Babette answers an ad in the newspaper for an experimental drug that will chemically alter a person's perception of death. It will make you forget you are going to die. She starts to experience memory loss and erratic behavior. Jack keeps asking questions and the kids keep wanting answers and finally she confesses. This is the moment in the book where Delillo gives me a solid punch to the kidneys. Babette's level of betrayal, which also adds more strings to the plot, was so unexpected I just didn't see it coming. Once Jack learns the truth about the pills, even knowing the side effects, he wants those pills. He wants to forget. He finds a pill and takes it to his friend Winnie to be analysed. She tells him it is a remarkable piece of engineering, but....

"I think what you do, Jack, is forget the medicine in the tablet. There is no medicine, obviously."
She was right. They were all right. Go on with my life, raise my kids, teach my students.
"I'm still sad, Winnie, but you've given my sadness a richness and depth it has never known before."
She turned away, blushing.
I said, "You're more than a fair-weather friend--you're a true enemy."
She turned exceedingly red.
I said, "Brilliant people never think of the lives they smash, being brilliant."


Jack lurches onward after the magic pill and becomes more and more unstable as he spends more and more time in his own mind obsessed about a future death rather than living in the present.
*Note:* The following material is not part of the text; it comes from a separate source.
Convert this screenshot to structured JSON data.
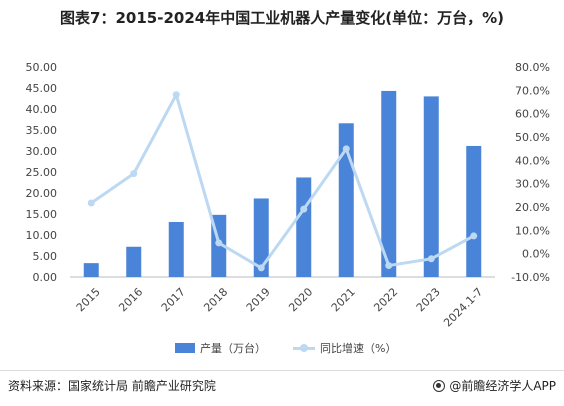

The dialogue between the Gladney family is worth the price of admission to the book. The kids are intently searching for truths and the adults are desperately trying to sidestep the truth. I could have added 50 great one liners to this review, but part of the reason I don't watch comedic movies is the trailers always give away the best lines. I vacillated on the scoring for this book. I was at 3 stars about half way through the book then jumped to five stars. I went to bed thinking four stars. I woke up this morning and have decided, for now, to stick with five stars. The book is full of little gems, pockets of philosophy that left me with lingering doubts about my own beliefs. Understanding a character like Jack goes a long way towards understanding...well everything. I adore my mind and at the same time I fear it. I don't want it to turn on me because frankly it knows too much about me.

"That's what it all comes down to in the end," he said. "A person spends his life saying good-bye to other people. How does he say good-bye to himself?"